Wastewater treatment technology does not completely remove these compounds.

While only trace amounts of pharmaceuticals were found in the drinking water, the risks posed by the pollutants deposited or leaching into the water supply are largely unknown. The Environmental Protection Agency (EPA) says there are no known human health effects from low-level exposures in drinking water, but questions remain.

Besides the health factor, it's an issue that has caused confusion for hospitals because of the growing complexity and number of pharmaceuticals in question, and the legislation that impacts their disposal.

For example, the federal Resource Conservation and Recovery Act (RCRA) of 1976 regulates the disposal of hazardous pharmaceuticals, but not nonhazardous medicines and drugs. Minnesota, New York, New Jersey and California have laws regulating nonhazardous pharmaceutical disposal, but other states are just now proposing them.

To simplify the matter for hospitals, the EPA has proposed a rule that would call for unused hazardous pharmaceutical waste to be handled under its current Universal Waste Rule rather than under RCRA. EPA also proposes that nonhazardous pharmaceutical waste be treated as universal waste.

The wide range of pharmaceuticals, the number of locations where pharmaceutical waste is generated internally, the number of medical staff involved, and varied legislation make proper handling and disposal complicated. That's why a growing number of hospitals are turning to medical-waste management companies to help them deal with the issue.
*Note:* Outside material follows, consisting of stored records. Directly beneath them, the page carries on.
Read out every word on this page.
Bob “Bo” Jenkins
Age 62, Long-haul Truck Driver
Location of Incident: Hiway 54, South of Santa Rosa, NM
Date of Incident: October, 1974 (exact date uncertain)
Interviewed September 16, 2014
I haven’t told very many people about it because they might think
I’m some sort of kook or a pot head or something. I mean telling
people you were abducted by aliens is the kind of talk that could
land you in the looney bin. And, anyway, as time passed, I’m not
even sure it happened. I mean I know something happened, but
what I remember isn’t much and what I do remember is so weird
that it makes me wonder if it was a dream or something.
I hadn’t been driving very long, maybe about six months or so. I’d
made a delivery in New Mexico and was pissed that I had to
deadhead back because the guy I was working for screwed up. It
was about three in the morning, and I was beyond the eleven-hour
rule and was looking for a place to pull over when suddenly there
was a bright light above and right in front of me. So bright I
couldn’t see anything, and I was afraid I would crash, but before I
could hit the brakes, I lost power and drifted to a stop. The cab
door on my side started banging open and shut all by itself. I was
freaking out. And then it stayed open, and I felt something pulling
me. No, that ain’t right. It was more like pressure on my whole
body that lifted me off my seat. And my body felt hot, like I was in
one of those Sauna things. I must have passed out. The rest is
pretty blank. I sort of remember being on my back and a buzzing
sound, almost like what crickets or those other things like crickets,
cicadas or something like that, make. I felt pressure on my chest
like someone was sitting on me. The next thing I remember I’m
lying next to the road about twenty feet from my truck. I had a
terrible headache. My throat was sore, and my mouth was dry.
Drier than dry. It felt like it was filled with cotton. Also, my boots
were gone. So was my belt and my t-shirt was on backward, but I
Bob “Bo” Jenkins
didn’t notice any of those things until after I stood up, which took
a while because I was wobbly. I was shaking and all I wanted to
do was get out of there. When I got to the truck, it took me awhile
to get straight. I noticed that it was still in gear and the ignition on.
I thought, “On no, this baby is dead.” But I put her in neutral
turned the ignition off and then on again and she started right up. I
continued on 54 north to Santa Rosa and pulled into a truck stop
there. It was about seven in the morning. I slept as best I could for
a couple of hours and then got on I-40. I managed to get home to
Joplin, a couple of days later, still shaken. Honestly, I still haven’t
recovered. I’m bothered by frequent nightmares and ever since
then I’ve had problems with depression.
Michael Burke, director of environmental service, North Memorial, Robbinsdale, Minn., deals with regulators on a county, state and federal level but has also turned to outside help as well.

"Stericycle helps with the entire process — everything from the identification of the waste, evaluation, education, segregation and policing of the waste containers every day," he says.

He says workforce reductions at his facility have made hiring a vendor critical to help keep North Memorial in compliance with waste-disposal regulations. "That's who's been keeping me in compliance for the last three years," he says of Stericycle.

While there is a cost at­tached to hiring a vendor to manage medical-waste disposal, there's a potentially higher price not to be in compliance. The EPA and some state regulators are getting tougher on medical-waste disposal. Burke says he knows of a hospital that was fined in excess of $40,000 for noncompliance of RCRA regulations.

Kotis agrees that the cost related to hiring a company to help the staff at 900-bed Northwestern Memorial comply with pharmaceutical waste-disposal regulations is money well spent. "If you've got a process in place at a large institution like ours, staff puts the waste in the right spot. These steps save money in the long run," she says.